Chocolate-Avo pudding – this one thing, just by itself, is one of my new favorite go-to’s when I want dessert or a treat. Easiest way to do this: go here. (p.s. in Diane Sanfilippo’s Practical Paleo book, she has another similar recipe for pistachio pudding. That is next on my TO-MAKE list!)

Vanilla cookie/wafer crust – for this recipe, I had to do some searching and recipe combining. I used a whole small bag of Bob’s Redmill Almond Meal/Flour, 4 egg yolks, maybe a cup of coconut oil, 1/2 cup honey or sucanat, vanilla and some salt. I melted and everything after the egg yolks together, and then combined that with the almond meal and egg yolks. It should be similar to the consistency of a graham cracker crust if you’ve ever made one.
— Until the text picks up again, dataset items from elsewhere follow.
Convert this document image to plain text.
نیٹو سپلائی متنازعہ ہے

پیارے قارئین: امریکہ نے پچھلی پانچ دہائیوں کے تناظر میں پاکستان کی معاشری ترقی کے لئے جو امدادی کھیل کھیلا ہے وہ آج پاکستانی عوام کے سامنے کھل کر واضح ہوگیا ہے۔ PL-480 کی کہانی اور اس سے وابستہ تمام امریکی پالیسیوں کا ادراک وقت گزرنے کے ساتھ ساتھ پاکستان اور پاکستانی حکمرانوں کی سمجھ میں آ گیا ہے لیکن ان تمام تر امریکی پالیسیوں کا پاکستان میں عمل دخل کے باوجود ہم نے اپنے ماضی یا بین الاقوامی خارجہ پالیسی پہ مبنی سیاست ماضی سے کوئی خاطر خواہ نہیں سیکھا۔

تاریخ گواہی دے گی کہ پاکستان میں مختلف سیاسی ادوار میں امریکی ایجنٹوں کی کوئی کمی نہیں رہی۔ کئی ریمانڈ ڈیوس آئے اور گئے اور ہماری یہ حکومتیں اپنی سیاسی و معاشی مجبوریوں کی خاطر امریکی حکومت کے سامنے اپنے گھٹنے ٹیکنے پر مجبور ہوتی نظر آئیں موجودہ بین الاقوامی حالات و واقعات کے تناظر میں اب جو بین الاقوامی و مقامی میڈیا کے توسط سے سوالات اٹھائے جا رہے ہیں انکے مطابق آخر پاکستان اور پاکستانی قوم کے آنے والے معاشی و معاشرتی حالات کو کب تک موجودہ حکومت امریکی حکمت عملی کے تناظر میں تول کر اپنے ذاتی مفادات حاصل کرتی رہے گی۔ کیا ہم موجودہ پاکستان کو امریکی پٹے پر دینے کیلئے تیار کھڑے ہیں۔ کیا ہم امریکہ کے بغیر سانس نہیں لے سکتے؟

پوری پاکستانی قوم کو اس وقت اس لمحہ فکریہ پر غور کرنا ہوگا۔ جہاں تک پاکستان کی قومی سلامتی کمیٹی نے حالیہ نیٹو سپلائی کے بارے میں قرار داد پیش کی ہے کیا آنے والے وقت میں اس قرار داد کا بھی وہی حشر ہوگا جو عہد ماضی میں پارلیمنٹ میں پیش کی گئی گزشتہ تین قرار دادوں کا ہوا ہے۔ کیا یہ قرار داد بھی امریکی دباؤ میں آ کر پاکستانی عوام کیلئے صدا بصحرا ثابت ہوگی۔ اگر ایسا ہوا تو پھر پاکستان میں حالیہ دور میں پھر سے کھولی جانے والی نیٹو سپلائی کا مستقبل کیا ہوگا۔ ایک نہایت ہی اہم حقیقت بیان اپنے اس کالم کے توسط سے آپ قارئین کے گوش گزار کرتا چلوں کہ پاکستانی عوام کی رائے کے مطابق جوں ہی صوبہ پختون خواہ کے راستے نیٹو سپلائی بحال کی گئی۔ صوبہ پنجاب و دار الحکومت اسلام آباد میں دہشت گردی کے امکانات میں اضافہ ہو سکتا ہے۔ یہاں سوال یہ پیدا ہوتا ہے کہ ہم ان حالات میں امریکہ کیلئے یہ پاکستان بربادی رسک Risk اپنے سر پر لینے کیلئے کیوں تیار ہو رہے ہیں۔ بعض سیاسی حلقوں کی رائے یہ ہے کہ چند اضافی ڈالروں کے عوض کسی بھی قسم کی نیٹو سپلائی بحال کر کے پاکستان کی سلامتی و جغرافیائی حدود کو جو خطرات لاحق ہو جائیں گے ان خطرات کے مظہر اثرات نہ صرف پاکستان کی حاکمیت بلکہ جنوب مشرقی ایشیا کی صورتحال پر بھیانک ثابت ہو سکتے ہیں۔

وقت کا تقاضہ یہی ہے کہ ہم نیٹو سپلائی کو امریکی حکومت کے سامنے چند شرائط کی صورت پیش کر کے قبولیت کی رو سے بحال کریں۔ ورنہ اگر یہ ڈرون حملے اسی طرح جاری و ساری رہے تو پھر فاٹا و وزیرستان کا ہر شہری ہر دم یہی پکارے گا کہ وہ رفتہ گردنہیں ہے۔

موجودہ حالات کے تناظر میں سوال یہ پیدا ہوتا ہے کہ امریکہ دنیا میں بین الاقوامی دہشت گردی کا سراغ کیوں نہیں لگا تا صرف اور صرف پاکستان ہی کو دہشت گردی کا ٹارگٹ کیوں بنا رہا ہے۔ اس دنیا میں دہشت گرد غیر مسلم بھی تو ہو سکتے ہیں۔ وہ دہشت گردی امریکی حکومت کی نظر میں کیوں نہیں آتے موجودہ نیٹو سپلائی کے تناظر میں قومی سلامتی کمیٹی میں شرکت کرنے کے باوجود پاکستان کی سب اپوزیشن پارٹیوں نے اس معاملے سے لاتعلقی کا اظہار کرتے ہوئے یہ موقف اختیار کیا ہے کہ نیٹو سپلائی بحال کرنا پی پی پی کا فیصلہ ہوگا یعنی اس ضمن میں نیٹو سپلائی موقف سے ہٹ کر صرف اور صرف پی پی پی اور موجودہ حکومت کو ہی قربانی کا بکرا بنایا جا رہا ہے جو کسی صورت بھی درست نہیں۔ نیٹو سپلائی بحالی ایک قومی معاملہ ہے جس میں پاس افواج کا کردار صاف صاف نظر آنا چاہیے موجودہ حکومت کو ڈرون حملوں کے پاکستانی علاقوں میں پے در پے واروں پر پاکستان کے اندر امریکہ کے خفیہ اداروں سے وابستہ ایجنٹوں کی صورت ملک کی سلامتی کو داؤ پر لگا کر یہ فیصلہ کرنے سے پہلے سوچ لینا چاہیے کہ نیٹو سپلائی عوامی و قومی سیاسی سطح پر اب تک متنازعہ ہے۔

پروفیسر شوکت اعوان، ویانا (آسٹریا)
I basically used this cookie recipe and this cookie recipe as templates and I think I doubled the batch as I used a whole small bag of Bob’s Redmill Almond Flour and modified the other ingredients to match how many cups was in that bag (I think it was just over 4 cups of almond flour).
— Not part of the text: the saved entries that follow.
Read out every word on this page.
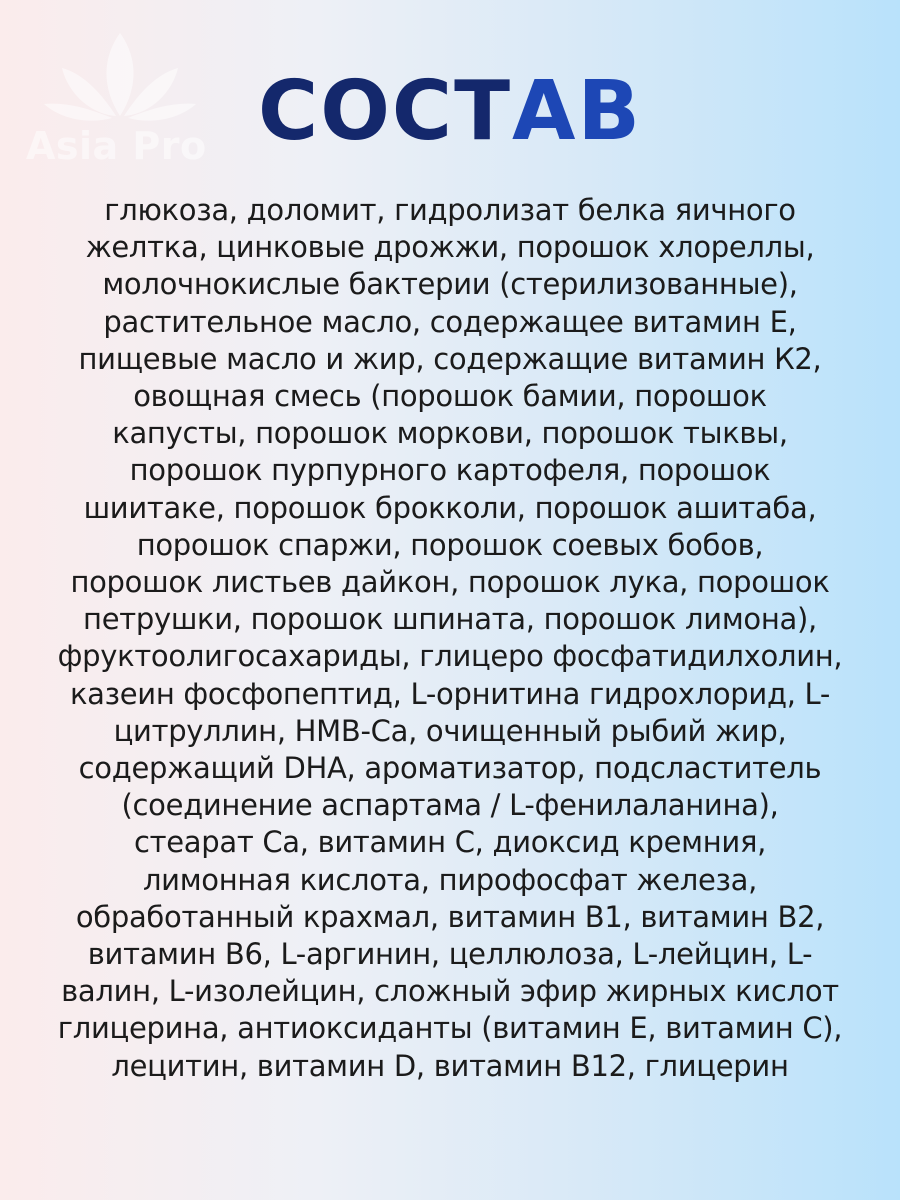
Asia Pro СОСТАВ

глюкоза, доломит, гидролизат белка яичного
желтка, цинковые дрожжи, порошок хлореллы,
молочнокислые бактерии (стерилизованные),
растительное масло, содержащее витамин Е,
пищевые масло и жир, содержащие витамин К2,
овощная смесь (порошок бамии, порошок
капусты, порошок моркови, порошок тыквы,
порошок пурпурного картофеля, порошок
шиитаке, порошок брокколи, порошок ашитаба,
порошок спаржи, порошок соевых бобов,
порошок листьев дайкон, порошок лука, порошок
петрушки, порошок шпината, порошок лимона),
фруктоолигосахариды, глицеро фосфатидилхолин,
казеин фосфопептид, L-орнитина гидрохлорид, L-
цитруллин, HMB-Ca, очищенный рыбий жир,
содержащий DHA, ароматизатор, подсластитель
(соединение аспартама / L-фенилаланина),
стеарат Са, витамин С, диоксид кремния,
лимонная кислота, пирофосфат железа,
обработанный крахмал, витамин В1, витамин В2,
витамин В6, L-аргинин, целлюлоза, L-лейцин, L-
валин, L-изолейцин, сложный эфир жирных кислот
глицерина, антиоксиданты (витамин Е, витамин С),
лецитин, витамин D, витамин В12, глицерин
I rolled out two layers of the crust and baked them at 325-350 for maybe 10 minutes. As soon as I smelled them in the oven and as soon as they started turning a little brown on the edges, I took them out of the oven. Since my first layer was baked in what would be my serving dishes (thinking ahead, eh?!), after the crusts had cooled a bit, I dumped all the banana pudding on that layer; ever-so-gently, picked up and laid the next crust down on top of that and then dumped all my choco-avo pudding down next. Cover, cool, eat!

the finished product

the finished product

My Piece :)

My Piece 🙂

Paleo Fried Rice!

Wow, it’s been a while! I keep making all these really amazing dishes and I only remember to take pictures of some of them. I always seem to forget on the recipes that turn out awesome or are some of my super delish go-to recipes. Well I finally caught myself on this last version of paleo fried “rice”. It is such a great base to work off of and you can change up so much of it…which is what I do based on what I have in my fridge. Here’s my base: head of cauliflower, onion, veggies that are appealing to you, bacon, egg, some form of fat, coconut aminos, toasted sesame oil, fish sauce.

Start with a a big deep dish stove top pot. I used my cast iron dutch oven. Dice up about 6 slices of bacon, throw it in the pot (already heated to about a 6/10 temp). Render the fat and add about 1/4 of chopped onion (I like to use sweet onions, but shallots or red onions work fab too), and maybe a 1/2 cup or so of whatever other veggies float your boat or are in your fridge and need to get ett. I’ve used: celery, carrots, peppers, asparagas, etc. Adding a couple dashes of salt helps get the veggie juices flowing in the pan too. Depending on your bacon, you made need to add some fat: coconut oil, more bacon fat, etc. Oh, and while all this is getting toasty in the pan. Start food processing or ricing your head of cauliflower. You’ll want about 4 cups of riced cauliflower. Once your veggies are nice and sauteed and translucent, turn your pan down a bit (4ish/10 heat) and add an egg (or two). Whisk it in the pan. When that’s all cooked, scoot all of that (bacon, veggie and egg) off to one side of the pan and add about 1/2 a tablespoon of toasted sesame oil, 1/2 a teaspoon of fish sauce and a healthy couple tablespoons of coconut aminos to the bottom of the pan. Mix that all together so that it heats up; then fold everything in the pan together. Once everything is coated, start added your riced cauliflower one cup at a time. Fold each cup of riced cauliflower into the pan so that it’s all incorporated, and do the same with the remaining riced cauliflower. Once it’s all incorporated let it cook to your liking, stirring every once in a while. Take a bite and if the cauliflower is tender enough for you, you’re done! It really shouldn’t take much more than 5-10 minutes to steam that cauliflower. You may need to add more coconut aminos or some other spices that sound good. I’ve tried a thai spice blend before and I’d imagine a chinese five-spice blend would be great too.

The beauty of the protein part of this dish, is that you can add pretty much any protein you like: left over chicken or steak (or grill/bake some while you’re putting everything else together), and prawns and shrimp are killer with this dish.